Erie é uma cidade ampla. As distâncias são muito grandes entre um ponto e outro, e o serviço de transporte público da cidade deixa a desejar. O casal oferece então uma carona à reportagem. No caminho, uma conversa amena sobre a vida revela que Tom é fã de carros, sobretudo vermelhos. Os anos duros na linha de montagem de uma fábrica de trens em Erie o deixaram com problemas ortopédicos que o impedem de correr, sua atividade física preferida. Restou a ele o golfe.
“Ainda preciso de duas cirurgias nas costas. Mas uma delas é no pescoço e não vou deixar ninguém tocar nessa região da minha coluna”, diz ele.
Michelle é apaixonada pela cachorrinha da família, um yorkshire que eles adotaram há cerca de oito anos. Ela conta revoltada como uma estadia com uma pet sitter quase matou o bichinho, que foi alimentado com comida mexicana. “Foi revoltante, eu não pude acreditar quando a levamos no veterinário e a comida tinha afetado os rins dela”, diz.
Michelle começou a fumar de tão nervosa com a situação e nunca mais largou o vício.
Doações em série
O assunto então enveredou pelo comício. Nem Tom nem Michelle acreditam que Joe Biden venceu as eleições de 2020 — uma mentira frequente contada por Trump e encampada por seus seguidores há quatro anos, ainda que não haja nenhuma evidência disso.
Questionada se os ingressos para o comício são cobrados, Michelle explica que, não. As entradas são gratuitas, mas o site de Trump pede doações de campanha aos seus partidários. O casal não vive uma vida de luxo em Erie. Tom e Michelle trabalham em um hotel e juntam as economias para que, junto com as reservas de uma vida e a aposentadoria, possam viver a velhice na Flórida.
“Eu não achava justo que ficássemos com as entradas sem pagar nada por elas. Então fiz uma doação. Na sequência, o site me levou a outro pedido de doação, que dizia, ‘se você é patriota, doe mais alguns dólares’. E depois disso, mais outra doação”, conta. “Acabei também comprando um boné novo para Tom por US$ 47 (R$ 263).”
O comício de Trump foi organizado em um centro de convenções fechado em Erie, depois que o candidato foi alvo de um atentado em julho em Butler, a 160 km dali.

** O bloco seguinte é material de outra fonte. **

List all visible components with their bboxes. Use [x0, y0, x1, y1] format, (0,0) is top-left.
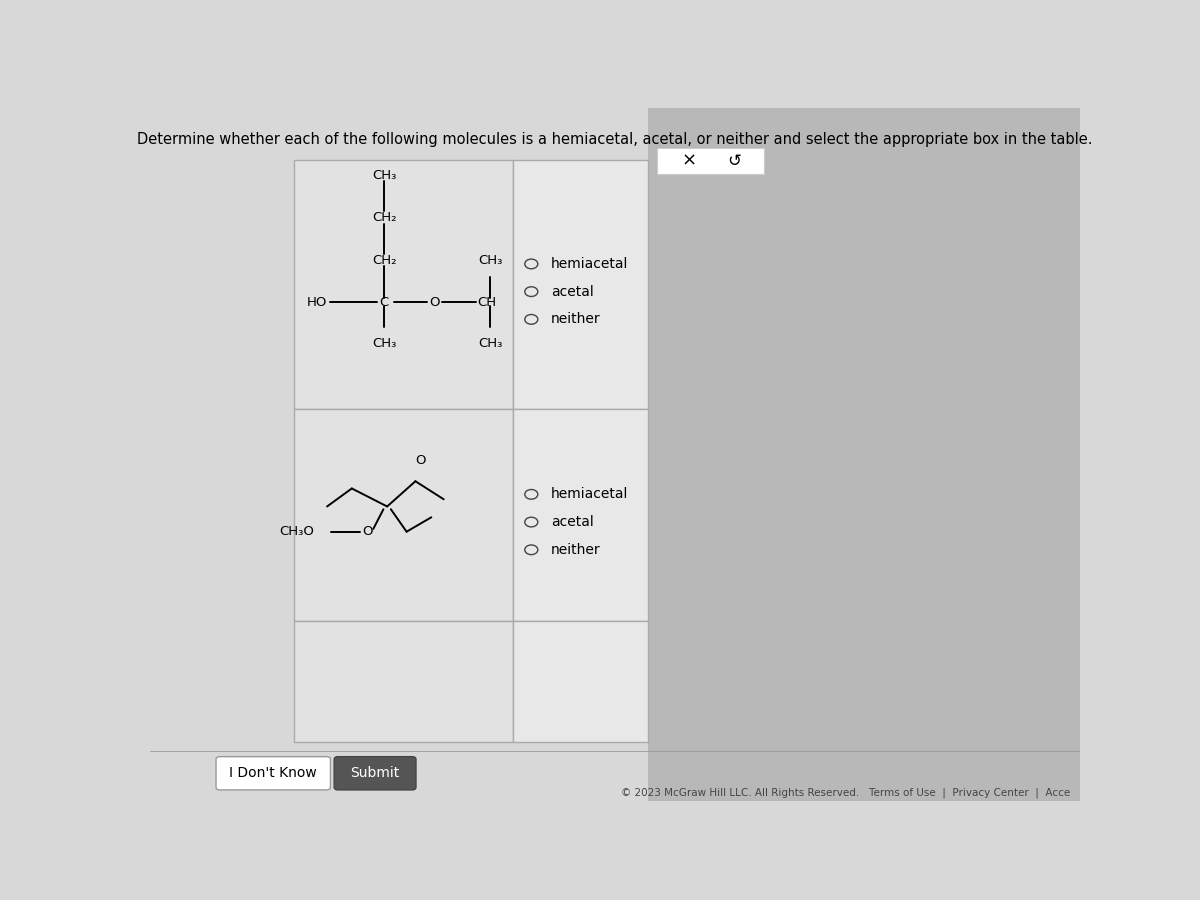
Text: hemiacetal: hemiacetal: [551, 256, 629, 271]
Text: HO: HO: [306, 295, 326, 309]
Bar: [294, 621, 512, 742]
FancyBboxPatch shape: [216, 757, 330, 790]
Text: CH: CH: [478, 295, 497, 309]
Bar: [294, 160, 512, 410]
Text: O: O: [430, 295, 440, 309]
Text: acetal: acetal: [551, 515, 594, 529]
Bar: [648, 108, 1080, 801]
Bar: [294, 410, 512, 621]
Text: I Don't Know: I Don't Know: [229, 766, 317, 780]
Bar: [512, 621, 648, 742]
Text: CH₃: CH₃: [478, 255, 503, 267]
Text: Submit: Submit: [350, 766, 400, 780]
Text: O: O: [362, 526, 373, 538]
Text: CH₃: CH₃: [372, 169, 396, 183]
Text: CH₂: CH₂: [372, 211, 397, 224]
Text: O: O: [415, 454, 425, 467]
FancyBboxPatch shape: [334, 757, 416, 790]
Text: Determine whether each of the following molecules is a hemiacetal, acetal, or ne: Determine whether each of the following …: [137, 132, 1093, 148]
Text: © 2023 McGraw Hill LLC. All Rights Reserved.   Terms of Use  |  Privacy Center  : © 2023 McGraw Hill LLC. All Rights Reser…: [622, 788, 1070, 798]
Text: ↺: ↺: [727, 152, 740, 170]
Text: ×: ×: [682, 152, 696, 170]
Text: CH₃: CH₃: [372, 337, 396, 350]
Bar: [656, 148, 763, 174]
Text: C: C: [379, 295, 389, 309]
Bar: [512, 410, 648, 621]
Bar: [512, 160, 648, 410]
Text: neither: neither: [551, 312, 600, 327]
Text: CH₃O: CH₃O: [278, 526, 313, 538]
Text: hemiacetal: hemiacetal: [551, 487, 629, 501]
Text: acetal: acetal: [551, 284, 594, 299]
Text: CH₂: CH₂: [372, 254, 397, 267]
Text: CH₃: CH₃: [478, 337, 503, 350]
Text: neither: neither: [551, 543, 600, 557]
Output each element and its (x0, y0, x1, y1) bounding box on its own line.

Segurança reforçada e merchan made in USA
A segurança estava reforçada. Policiais locais, estaduais e serviço secreto, além de seguranças pessoais do candidato, cercaram o perímetro em torno do centro de convenções, às margens do Lago Erie.

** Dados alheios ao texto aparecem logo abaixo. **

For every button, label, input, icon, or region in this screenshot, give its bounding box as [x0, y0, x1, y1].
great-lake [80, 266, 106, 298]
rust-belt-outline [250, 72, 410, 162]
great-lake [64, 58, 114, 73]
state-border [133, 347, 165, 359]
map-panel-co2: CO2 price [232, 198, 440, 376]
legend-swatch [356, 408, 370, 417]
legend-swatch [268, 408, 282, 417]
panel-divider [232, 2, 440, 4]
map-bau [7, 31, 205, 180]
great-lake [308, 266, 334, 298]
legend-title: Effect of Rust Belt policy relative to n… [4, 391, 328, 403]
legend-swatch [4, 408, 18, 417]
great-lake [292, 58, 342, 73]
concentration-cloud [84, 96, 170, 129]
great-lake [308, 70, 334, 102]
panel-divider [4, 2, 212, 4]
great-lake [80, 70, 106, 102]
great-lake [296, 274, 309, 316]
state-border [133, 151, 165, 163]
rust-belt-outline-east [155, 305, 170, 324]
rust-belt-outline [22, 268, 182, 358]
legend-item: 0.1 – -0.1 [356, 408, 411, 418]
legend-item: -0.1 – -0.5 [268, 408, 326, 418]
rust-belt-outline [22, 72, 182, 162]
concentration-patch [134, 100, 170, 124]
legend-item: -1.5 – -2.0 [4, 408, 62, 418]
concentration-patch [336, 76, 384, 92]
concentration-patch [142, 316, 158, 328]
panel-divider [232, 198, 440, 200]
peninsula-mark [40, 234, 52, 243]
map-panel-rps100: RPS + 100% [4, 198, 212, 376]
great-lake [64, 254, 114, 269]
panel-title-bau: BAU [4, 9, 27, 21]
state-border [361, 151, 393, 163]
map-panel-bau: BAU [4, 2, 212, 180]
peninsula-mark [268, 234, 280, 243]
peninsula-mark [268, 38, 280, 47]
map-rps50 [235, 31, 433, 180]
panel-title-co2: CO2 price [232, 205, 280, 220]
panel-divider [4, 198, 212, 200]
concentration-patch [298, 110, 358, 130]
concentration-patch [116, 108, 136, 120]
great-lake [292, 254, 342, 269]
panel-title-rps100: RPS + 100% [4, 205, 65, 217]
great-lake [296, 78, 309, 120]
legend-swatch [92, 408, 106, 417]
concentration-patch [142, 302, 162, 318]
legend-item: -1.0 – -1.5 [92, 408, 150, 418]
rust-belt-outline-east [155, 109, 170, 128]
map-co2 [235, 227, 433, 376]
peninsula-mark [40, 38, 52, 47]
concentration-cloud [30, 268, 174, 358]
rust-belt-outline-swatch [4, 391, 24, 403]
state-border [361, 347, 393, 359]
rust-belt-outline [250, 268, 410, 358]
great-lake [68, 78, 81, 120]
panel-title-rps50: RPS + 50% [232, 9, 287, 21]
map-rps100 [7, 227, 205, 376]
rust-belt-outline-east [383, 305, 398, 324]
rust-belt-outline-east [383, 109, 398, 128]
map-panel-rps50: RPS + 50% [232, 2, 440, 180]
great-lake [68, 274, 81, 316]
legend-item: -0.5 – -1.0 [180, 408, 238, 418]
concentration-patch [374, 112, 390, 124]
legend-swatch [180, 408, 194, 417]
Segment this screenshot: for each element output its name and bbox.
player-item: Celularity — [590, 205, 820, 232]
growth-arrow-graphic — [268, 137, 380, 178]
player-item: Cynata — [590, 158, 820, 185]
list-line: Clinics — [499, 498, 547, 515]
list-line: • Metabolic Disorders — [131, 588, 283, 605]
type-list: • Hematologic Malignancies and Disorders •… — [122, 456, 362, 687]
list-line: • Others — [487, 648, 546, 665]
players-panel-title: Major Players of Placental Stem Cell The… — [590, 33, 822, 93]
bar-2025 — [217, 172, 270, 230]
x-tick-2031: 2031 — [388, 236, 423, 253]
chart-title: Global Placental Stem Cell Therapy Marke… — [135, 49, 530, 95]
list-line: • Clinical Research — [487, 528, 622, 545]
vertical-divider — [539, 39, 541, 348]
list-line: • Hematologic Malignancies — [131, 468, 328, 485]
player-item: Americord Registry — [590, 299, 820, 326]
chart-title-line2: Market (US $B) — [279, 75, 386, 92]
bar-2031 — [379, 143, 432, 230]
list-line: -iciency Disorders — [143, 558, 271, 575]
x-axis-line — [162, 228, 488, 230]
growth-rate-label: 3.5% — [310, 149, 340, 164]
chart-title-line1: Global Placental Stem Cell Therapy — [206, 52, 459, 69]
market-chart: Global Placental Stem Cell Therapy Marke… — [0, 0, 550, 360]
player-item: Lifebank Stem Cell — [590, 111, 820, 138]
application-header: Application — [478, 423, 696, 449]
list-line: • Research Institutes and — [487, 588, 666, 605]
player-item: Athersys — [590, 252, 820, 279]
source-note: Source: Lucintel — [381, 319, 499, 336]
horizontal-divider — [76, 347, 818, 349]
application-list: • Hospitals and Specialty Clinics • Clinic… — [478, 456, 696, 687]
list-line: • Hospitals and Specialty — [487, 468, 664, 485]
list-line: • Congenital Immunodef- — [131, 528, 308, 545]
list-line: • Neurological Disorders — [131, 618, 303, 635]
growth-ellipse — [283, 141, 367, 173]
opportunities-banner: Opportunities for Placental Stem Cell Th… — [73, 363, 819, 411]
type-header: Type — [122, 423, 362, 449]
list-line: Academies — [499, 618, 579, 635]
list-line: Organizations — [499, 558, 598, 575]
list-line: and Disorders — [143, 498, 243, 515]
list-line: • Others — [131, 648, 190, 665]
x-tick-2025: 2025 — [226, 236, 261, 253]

No longo caminho até a arena, ambulantes vendem produtos relacionados a Trump. Em sua maioria negros e latinos, eles fazem questão de dizer que tudo é ‘made in USA’, para convencer os eleitores. Há um ceticismo, no entanto, da parte dos trumpistas, em sua maioria brancos, com os vendedores.

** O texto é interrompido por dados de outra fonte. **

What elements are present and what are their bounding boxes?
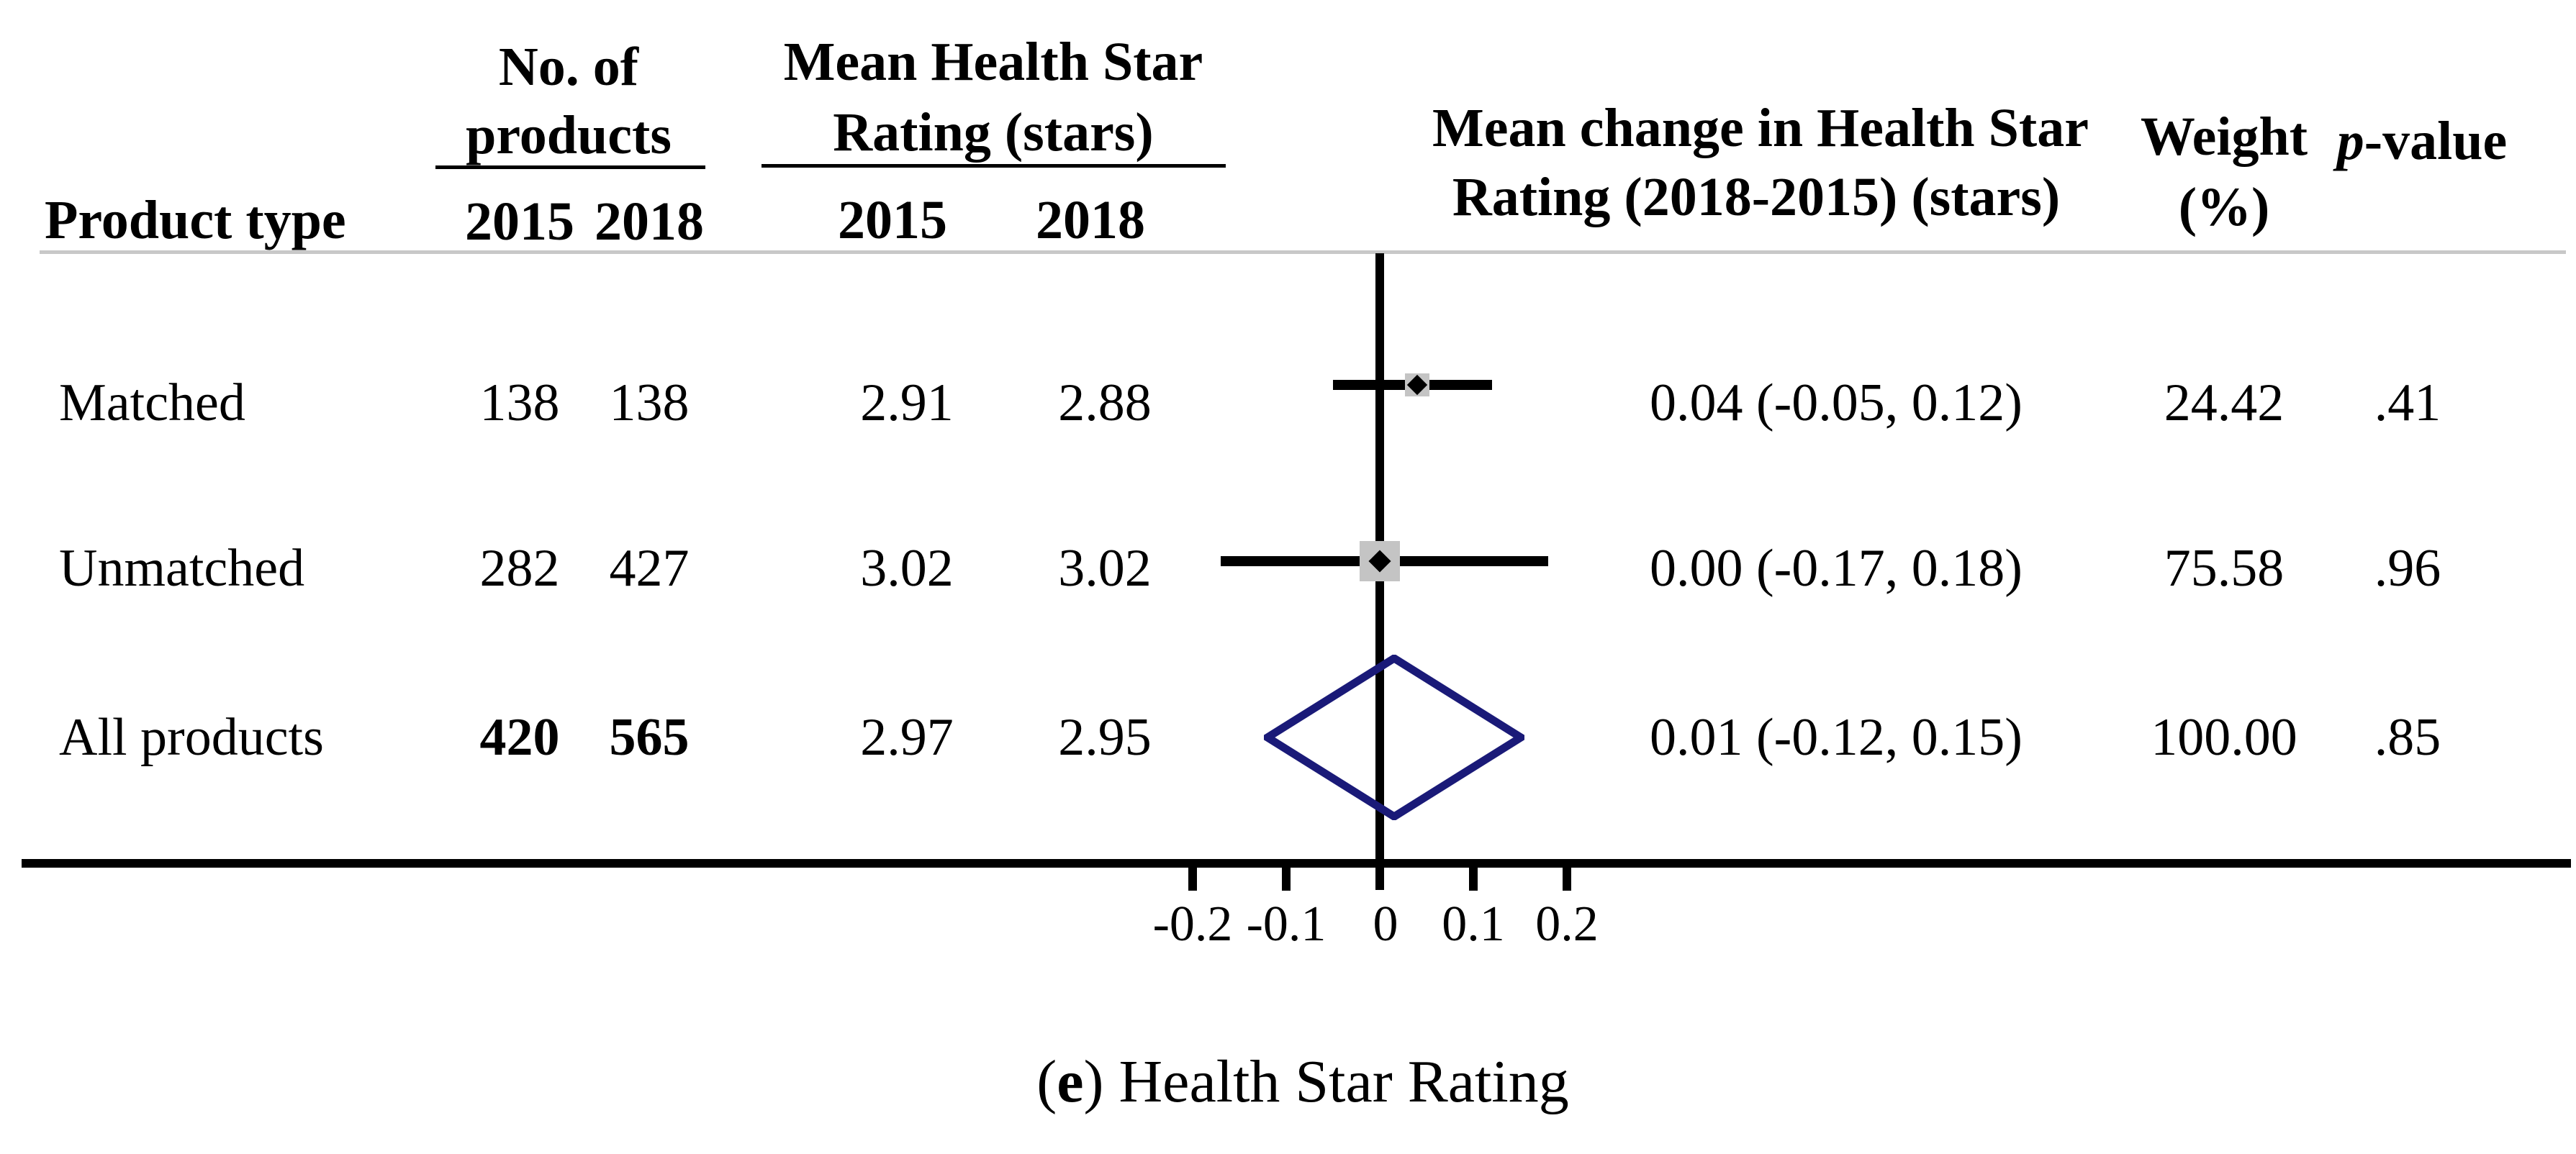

“Você vai votar mesmo em Trump?”, pergunta uma eleitora a um ambulante latino que não vestia roupas com a foto do presidente.
“Claro que vou”, diz o ambulante, para depois cair na risada.
Enquanto isso, Tom e Michelle falam dos prognósticos para a eleição. “Não gosto quando Hollywood se mete em política”, diz Michelle. “Eles praticamente convenceram Biden a desisitir e colocar aquela lá”, diz.
Kamala Harris também é alvo do merchandising trumpista. " A piranha é pior que Joe”, diz uma das camisetas.
Conforme a fila vai chegando, o casal vai se animando. Trump tem o status de superstar para eles. “Espero que seja melhor que a última vez”, diz Tom.
“É, mas daquela vez conseguimos vê-lo de pertinho”, pondera Michelle.
Desconfiança com a imprensa
Um dos trumpistas da fila questiona a reportagem do Estadão sobre suas inclinações políticas.
“Ele é jornalista do Brasil e está trabalhando”, defende Michelle.
“É, mas a gente sabe de quem ele realmente gosta”, diz a trumpista, que depois foi informada pela reportagem que cidadãos brasileiros não votam nas eleições americanas.
Conforme a vez do casal chega, o otimismo se esvai. Os seguranças dizem que o local está lotado e não poderá receber todos que estão na fila.
Tom e Michelle se espremem pela grade e conseguem entrar. São um dos últimos. A reportagem ficou de fora.
Ambos insistem em uma carona na volta do comício. “Foi realmente uma pena que você não pode presenciar o que vamos aqui hoje”, disse Michelle. “Esperamos realmente que ele ganhe dessa vez.”